Taking dot product with $\vec a$, we obtain

$\vec a.(\vec a×\vec b) + \vec a. (\vec b×\vec c) = p(\vec a· \vec a)+q(\vec a·\vec b) +r (\vec a.\vec c)$

$⇒[\vec a\,\,\vec b\,\,\vec c]=p+\frac{q}{2}+\frac{r}{2}$   ...(ii)

Taking dot product on both sides of (i) by $\vec b$, we get

$\vec b.(\vec a×\vec b)+\vec b. (\vec b×\vec c) = p(\vec b. \vec a)+q(\vec b. \vec b) +r(\vec c.\vec c)$

$⇒0=\frac{p}{2}+q+\frac{r}{2}$   ...(iii)

Taking dot product on both sides of (i) by $\vec c$, we get

$\vec c.(\vec a×\vec b)+\vec c. (\vec b×\vec c) = p(\vec c · \vec a) +q(\vec c.\vec b) +r (\vec c. \vec c)$

$⇒[\vec c\,\,\vec a\,\,\vec b]=\frac{p}{2}+\frac{q}{2}+r$

$⇒[\vec a\,\,\vec b\,\,\vec c]=\frac{p}{2}+\frac{q}{2}+r$   ...(iv)

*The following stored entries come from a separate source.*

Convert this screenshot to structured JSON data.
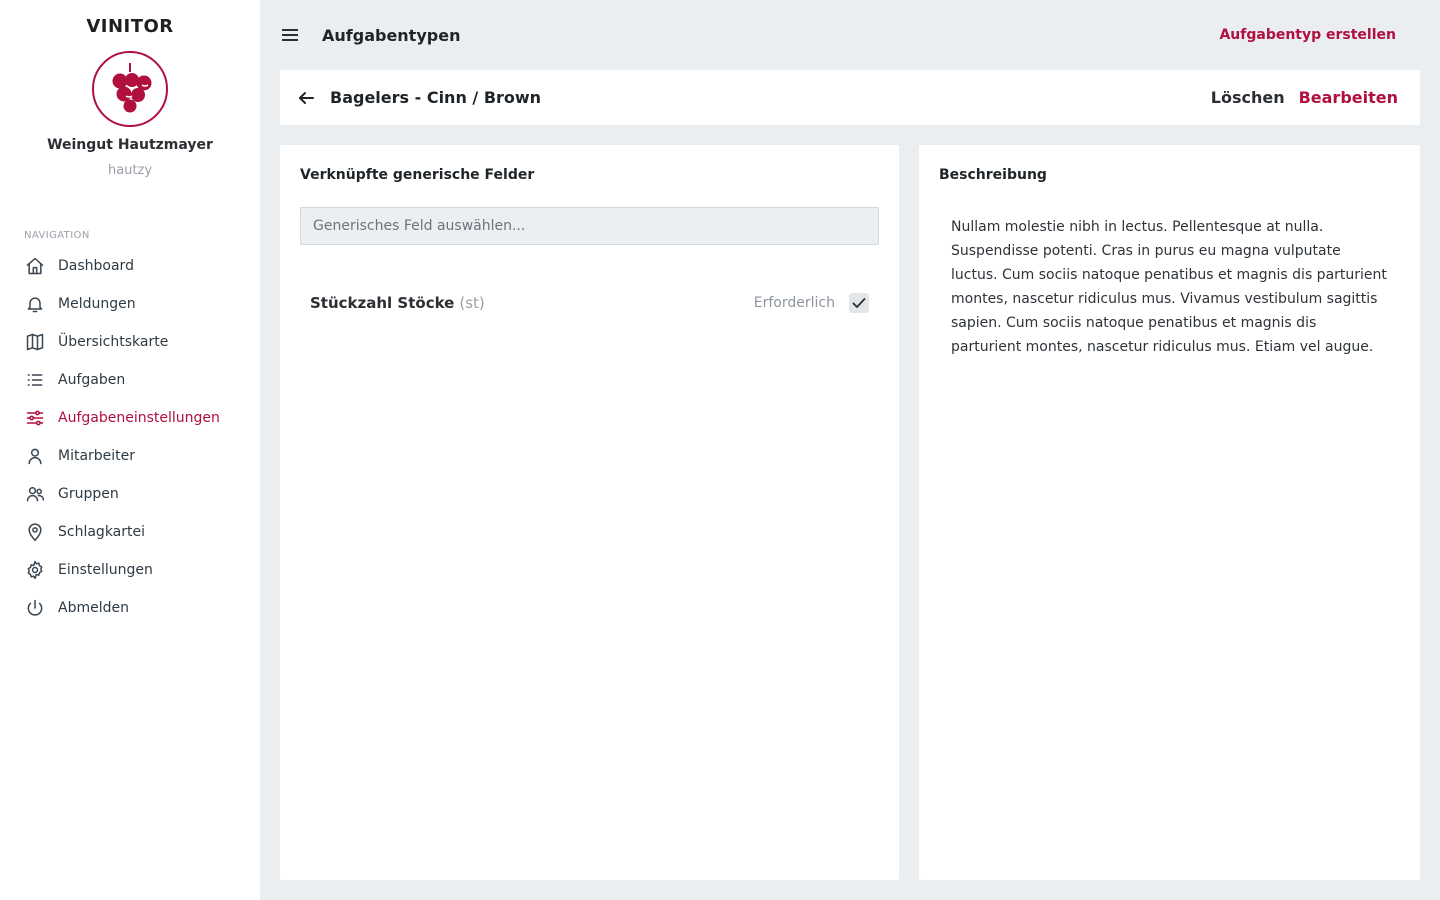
{
  "brand": "VINITOR",
  "organization": {
    "name": "Weingut Hautzmayer",
    "user": "hautzy"
  },
  "navigation": {
    "heading": "NAVIGATION",
    "items": [
      {
        "label": "Dashboard",
        "icon": "home-icon"
      },
      {
        "label": "Meldungen",
        "icon": "bell-icon"
      },
      {
        "label": "Übersichtskarte",
        "icon": "map-icon"
      },
      {
        "label": "Aufgaben",
        "icon": "list-icon"
      },
      {
        "label": "Aufgabeneinstellungen",
        "icon": "sliders-icon",
        "active": true
      },
      {
        "label": "Mitarbeiter",
        "icon": "user-icon"
      },
      {
        "label": "Gruppen",
        "icon": "users-icon"
      },
      {
        "label": "Schlagkartei",
        "icon": "map-pin-icon"
      },
      {
        "label": "Einstellungen",
        "icon": "gear-icon"
      },
      {
        "label": "Abmelden",
        "icon": "power-icon"
      }
    ]
  },
  "topbar": {
    "title": "Aufgabentypen",
    "action": "Aufgabentyp erstellen"
  },
  "header": {
    "title": "Bagelers - Cinn / Brown",
    "delete_label": "Löschen",
    "edit_label": "Bearbeiten"
  },
  "linked_fields": {
    "title": "Verknüpfte generische Felder",
    "select_placeholder": "Generisches Feld auswählen...",
    "fields": [
      {
        "name": "Stückzahl Stöcke",
        "unit": "(st)",
        "required_label": "Erforderlich",
        "required": true
      }
    ]
  },
  "description": {
    "title": "Beschreibung",
    "text": "Nullam molestie nibh in lectus. Pellentesque at nulla. Suspendisse potenti. Cras in purus eu magna vulputate luctus. Cum sociis natoque penatibus et magnis dis parturient montes, nascetur ridiculus mus. Vivamus vestibulum sagittis sapien. Cum sociis natoque penatibus et magnis dis parturient montes, nascetur ridiculus mus. Etiam vel augue."
  },
  "colors": {
    "accent": "#b0103e",
    "background": "#ebeef1",
    "surface": "#ffffff"
  }
}
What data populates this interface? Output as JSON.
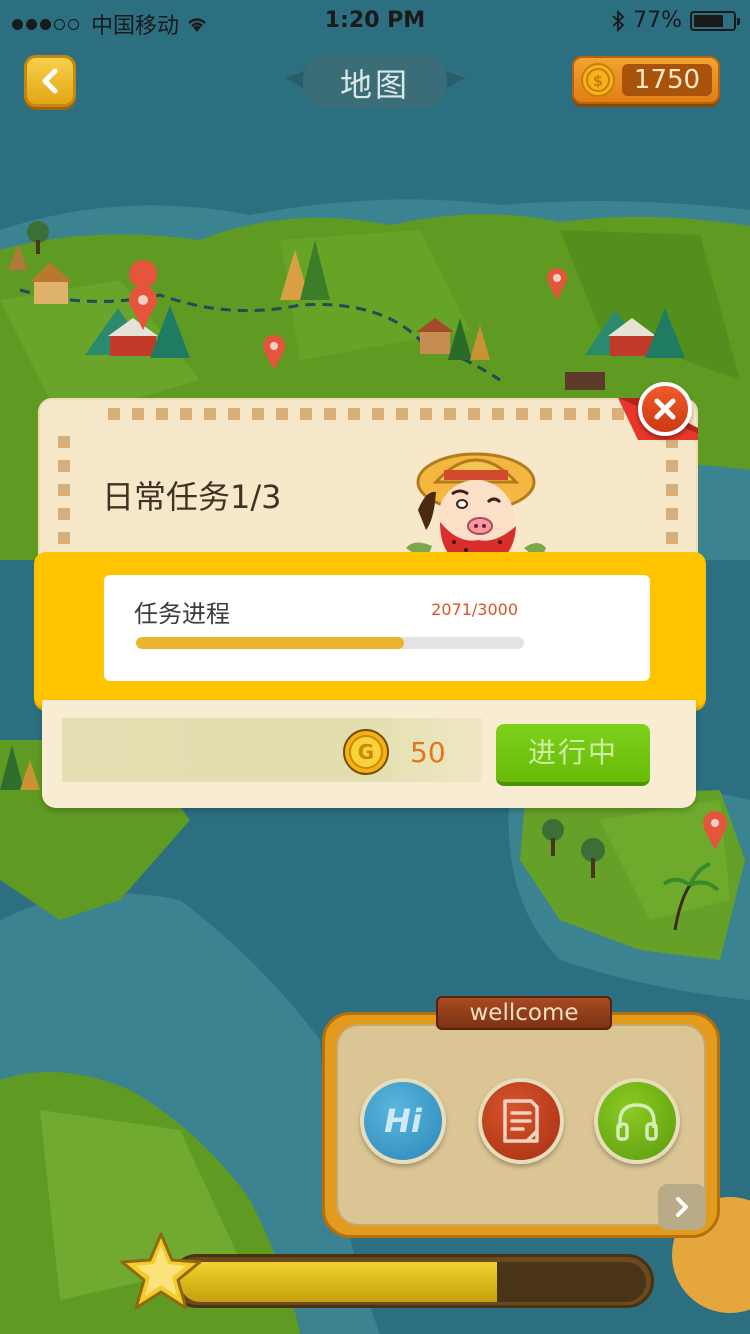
{
  "status_bar": {
    "carrier": "中国移动",
    "time": "1:20 PM",
    "battery": "77%"
  },
  "header": {
    "title": "地图",
    "coins": "1750"
  },
  "dialog": {
    "title": "日常任务1/3",
    "progress_label": "任务进程",
    "progress_count": "2071/3000",
    "progress_value": 2071,
    "progress_total": 3000,
    "reward_amount": "50",
    "status_button": "进行中"
  },
  "panel": {
    "tag": "wellcome",
    "hi_label": "Hi"
  },
  "experience": {
    "fraction": 0.68
  },
  "colors": {
    "sea": "#2b6f80",
    "land": "#5f9a23",
    "accent_yellow": "#ffc300",
    "progress_fill": "#ecb32c",
    "status_green": "#72c410"
  }
}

From (ii) and (iv), we get

$p+\frac{q}{2}+\frac{r}{2}=\frac{p}{2}+\frac{q}{2}+r⇒p=r$

Putting $p=r$ in (iii), we get $q=-r$. Thus, we obtain

$p=r=-q$

$∴\frac{p^2+2q^2 + r^2}{q^2}=\frac{(-q)^2+2q^2 +(-q)^2}{q^2}=4$